High-Speed Accurate Robot Control using Learned Forward Kinodynamics and Non-linear Least Squares Optimization
This addresses the need for versatile and efficient control in robotics, enabling real-time applications like path following and time-optimal control, though it appears incremental by building on prior learning-based methods.
The paper tackles the problem of accurate high-speed robot control by introducing Optim-FKD, which uses a learned forward kinodynamic model and non-linear least squares optimization to handle various control tasks without pre-computed trajectories. Results on a scale autonomous car show it follows trajectories more accurately and finds better solutions to optimal control problems than baselines.
Accurate control of robots at high speeds requires a control system that can take into account the kinodynamic interactions of the robot with the environment.

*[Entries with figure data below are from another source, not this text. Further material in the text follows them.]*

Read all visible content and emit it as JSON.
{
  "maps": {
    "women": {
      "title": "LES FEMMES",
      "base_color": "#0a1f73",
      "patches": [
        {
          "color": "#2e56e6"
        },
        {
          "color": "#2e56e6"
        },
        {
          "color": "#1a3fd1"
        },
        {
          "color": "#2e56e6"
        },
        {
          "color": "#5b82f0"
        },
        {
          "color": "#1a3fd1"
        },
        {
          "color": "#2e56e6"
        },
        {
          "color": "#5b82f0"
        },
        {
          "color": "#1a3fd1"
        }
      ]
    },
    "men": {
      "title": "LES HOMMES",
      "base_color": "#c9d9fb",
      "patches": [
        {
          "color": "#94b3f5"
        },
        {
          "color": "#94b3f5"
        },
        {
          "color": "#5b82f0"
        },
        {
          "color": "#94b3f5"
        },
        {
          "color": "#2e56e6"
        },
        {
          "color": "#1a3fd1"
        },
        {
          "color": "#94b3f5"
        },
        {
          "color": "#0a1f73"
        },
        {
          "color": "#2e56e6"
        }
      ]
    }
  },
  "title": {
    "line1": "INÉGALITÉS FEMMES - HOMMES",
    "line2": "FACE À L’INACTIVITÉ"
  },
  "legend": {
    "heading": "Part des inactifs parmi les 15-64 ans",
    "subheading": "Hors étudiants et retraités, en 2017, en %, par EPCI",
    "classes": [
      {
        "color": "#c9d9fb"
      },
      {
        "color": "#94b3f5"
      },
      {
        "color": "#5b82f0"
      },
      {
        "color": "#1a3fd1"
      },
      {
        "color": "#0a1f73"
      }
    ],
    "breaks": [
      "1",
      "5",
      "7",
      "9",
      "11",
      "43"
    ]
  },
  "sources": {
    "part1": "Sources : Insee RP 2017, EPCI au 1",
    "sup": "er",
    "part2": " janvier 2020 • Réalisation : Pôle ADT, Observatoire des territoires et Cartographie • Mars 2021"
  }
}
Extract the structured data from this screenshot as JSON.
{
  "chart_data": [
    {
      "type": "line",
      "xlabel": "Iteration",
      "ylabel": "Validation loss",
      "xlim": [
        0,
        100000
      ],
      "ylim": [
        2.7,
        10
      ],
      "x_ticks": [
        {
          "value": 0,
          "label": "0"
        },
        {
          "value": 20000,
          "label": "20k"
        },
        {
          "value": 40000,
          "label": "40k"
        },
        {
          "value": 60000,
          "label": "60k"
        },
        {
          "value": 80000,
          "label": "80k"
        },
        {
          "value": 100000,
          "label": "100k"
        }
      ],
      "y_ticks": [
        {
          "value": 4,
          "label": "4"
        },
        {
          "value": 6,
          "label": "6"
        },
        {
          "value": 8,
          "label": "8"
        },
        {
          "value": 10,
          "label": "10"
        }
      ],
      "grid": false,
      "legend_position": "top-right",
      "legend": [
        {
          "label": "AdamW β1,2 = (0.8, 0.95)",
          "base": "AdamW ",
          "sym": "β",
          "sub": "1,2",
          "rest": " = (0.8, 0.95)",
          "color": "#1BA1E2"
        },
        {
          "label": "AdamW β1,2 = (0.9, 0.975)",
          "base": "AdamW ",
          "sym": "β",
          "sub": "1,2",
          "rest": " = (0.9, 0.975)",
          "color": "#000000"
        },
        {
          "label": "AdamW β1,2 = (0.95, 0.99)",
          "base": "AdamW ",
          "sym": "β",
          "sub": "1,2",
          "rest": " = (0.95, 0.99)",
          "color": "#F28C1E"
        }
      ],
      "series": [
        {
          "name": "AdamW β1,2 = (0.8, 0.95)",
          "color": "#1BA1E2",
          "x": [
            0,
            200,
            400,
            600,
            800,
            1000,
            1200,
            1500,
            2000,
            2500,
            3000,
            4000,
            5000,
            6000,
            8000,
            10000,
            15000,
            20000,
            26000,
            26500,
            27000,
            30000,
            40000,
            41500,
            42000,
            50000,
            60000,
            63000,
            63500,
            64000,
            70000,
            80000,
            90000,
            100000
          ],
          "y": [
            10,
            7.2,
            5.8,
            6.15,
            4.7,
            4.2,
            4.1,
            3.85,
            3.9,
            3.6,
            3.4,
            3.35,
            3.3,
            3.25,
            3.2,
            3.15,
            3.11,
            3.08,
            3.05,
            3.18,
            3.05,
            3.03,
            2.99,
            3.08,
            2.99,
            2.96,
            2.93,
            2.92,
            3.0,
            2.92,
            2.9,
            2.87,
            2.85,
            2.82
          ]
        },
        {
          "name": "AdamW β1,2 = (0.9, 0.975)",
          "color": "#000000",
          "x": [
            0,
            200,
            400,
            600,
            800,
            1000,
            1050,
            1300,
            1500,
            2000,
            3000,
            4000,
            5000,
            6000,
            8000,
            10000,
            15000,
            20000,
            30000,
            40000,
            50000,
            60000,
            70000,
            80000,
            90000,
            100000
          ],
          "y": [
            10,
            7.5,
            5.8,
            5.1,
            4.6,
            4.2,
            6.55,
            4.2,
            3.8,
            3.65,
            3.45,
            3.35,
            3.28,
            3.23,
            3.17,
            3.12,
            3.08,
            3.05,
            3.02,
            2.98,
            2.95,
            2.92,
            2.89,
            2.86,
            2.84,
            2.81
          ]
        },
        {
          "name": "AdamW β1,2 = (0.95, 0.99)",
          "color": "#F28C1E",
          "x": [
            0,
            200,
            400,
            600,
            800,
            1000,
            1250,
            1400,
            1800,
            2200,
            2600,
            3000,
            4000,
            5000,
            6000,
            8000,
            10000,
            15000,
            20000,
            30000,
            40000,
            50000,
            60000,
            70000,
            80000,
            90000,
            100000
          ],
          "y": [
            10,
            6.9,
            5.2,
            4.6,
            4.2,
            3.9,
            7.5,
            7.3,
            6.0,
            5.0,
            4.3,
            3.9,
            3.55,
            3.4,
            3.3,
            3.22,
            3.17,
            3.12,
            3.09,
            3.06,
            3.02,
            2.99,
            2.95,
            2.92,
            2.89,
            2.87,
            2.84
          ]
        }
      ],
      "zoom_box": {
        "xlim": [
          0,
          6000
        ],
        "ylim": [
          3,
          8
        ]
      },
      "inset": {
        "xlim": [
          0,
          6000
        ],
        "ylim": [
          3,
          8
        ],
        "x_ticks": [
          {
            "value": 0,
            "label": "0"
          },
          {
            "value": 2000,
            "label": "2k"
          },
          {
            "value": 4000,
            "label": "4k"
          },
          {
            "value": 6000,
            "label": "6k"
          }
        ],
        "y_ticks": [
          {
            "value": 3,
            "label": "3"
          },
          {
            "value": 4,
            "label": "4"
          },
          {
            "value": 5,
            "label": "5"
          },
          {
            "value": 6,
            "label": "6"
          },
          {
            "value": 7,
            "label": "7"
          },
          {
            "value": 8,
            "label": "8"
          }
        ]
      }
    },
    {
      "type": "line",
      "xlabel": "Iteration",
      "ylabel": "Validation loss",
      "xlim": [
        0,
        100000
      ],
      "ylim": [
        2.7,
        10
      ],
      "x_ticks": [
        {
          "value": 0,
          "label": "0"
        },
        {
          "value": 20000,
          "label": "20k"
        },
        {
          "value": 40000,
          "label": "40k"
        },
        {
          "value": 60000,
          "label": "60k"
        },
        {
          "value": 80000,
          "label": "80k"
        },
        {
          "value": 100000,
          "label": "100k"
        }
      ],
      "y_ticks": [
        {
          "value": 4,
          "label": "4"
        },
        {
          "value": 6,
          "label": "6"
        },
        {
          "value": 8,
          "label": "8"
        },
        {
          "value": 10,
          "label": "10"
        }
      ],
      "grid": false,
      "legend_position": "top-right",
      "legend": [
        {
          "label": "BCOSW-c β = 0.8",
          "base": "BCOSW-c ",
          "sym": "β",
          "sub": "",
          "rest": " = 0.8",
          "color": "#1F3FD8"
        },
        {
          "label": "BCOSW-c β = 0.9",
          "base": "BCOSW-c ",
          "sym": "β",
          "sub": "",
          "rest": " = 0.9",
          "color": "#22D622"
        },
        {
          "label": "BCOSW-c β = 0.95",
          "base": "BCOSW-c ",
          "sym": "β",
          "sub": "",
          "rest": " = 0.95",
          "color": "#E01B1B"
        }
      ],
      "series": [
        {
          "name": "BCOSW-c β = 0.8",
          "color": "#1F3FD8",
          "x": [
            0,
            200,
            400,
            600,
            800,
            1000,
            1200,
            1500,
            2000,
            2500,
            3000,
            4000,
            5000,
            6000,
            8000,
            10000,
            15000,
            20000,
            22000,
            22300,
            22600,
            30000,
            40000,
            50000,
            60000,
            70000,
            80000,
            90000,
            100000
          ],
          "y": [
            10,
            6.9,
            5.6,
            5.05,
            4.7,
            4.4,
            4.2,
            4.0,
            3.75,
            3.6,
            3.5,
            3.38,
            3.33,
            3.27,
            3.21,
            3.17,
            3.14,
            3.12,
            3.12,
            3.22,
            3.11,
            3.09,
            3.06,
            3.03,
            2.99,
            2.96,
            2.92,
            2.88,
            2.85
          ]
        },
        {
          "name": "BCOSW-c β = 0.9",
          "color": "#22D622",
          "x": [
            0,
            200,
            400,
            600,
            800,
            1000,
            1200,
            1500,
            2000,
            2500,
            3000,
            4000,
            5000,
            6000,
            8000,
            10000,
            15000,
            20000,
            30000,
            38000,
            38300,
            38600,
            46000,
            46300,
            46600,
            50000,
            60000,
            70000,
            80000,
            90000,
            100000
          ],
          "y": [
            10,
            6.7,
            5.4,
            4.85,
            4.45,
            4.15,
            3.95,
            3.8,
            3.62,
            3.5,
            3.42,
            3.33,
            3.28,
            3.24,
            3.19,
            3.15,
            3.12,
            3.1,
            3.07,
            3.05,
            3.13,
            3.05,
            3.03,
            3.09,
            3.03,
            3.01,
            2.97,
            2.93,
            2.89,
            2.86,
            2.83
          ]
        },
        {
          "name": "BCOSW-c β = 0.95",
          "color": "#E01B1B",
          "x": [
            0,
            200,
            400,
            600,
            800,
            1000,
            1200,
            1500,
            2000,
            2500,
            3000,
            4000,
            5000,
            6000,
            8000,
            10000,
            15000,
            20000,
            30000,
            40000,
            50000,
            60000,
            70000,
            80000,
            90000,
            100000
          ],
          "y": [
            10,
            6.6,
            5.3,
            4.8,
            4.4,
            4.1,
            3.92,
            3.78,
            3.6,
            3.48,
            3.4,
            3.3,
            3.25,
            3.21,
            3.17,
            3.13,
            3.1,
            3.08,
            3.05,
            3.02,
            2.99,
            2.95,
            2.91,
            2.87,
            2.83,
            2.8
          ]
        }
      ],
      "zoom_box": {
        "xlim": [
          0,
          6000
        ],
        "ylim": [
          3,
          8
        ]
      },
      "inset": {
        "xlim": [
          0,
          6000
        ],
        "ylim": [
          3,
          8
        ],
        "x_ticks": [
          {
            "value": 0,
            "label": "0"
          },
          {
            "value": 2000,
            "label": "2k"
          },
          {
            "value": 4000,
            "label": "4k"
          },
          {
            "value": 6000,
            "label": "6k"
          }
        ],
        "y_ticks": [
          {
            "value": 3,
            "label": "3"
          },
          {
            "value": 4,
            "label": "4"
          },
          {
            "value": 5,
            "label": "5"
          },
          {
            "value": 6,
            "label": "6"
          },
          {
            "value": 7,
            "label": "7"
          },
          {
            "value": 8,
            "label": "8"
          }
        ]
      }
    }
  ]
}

Prior works on learning inverse kinodynamic (IKD) models of robots have shown success in capturing the complex kinodynamic effects. However, the types of control problems these approaches can be applied to are limited only to that of following pre-computed kinodynamically feasible trajectories. In this paper we present Optim-FKD, a new formulation for accurate, high-speed robot control that makes use of a learned forward kinodynamic (FKD) model and non-linear least squares optimization. Optim-FKD can be used for accurate, high speed control on any control task specifiable by a non-linear least squares objective. Optim-FKD can solve for control objectives such as path following and time-optimal control in real time, without needing access to pre-computed kinodynamically feasible trajectories. We empirically demonstrate these abilities of our approach through experiments on a scale one-tenth autonomous car. Our results show that Optim-FKD can follow desired trajectories more accurately and can find better solutions to optimal control problems than baseline approaches.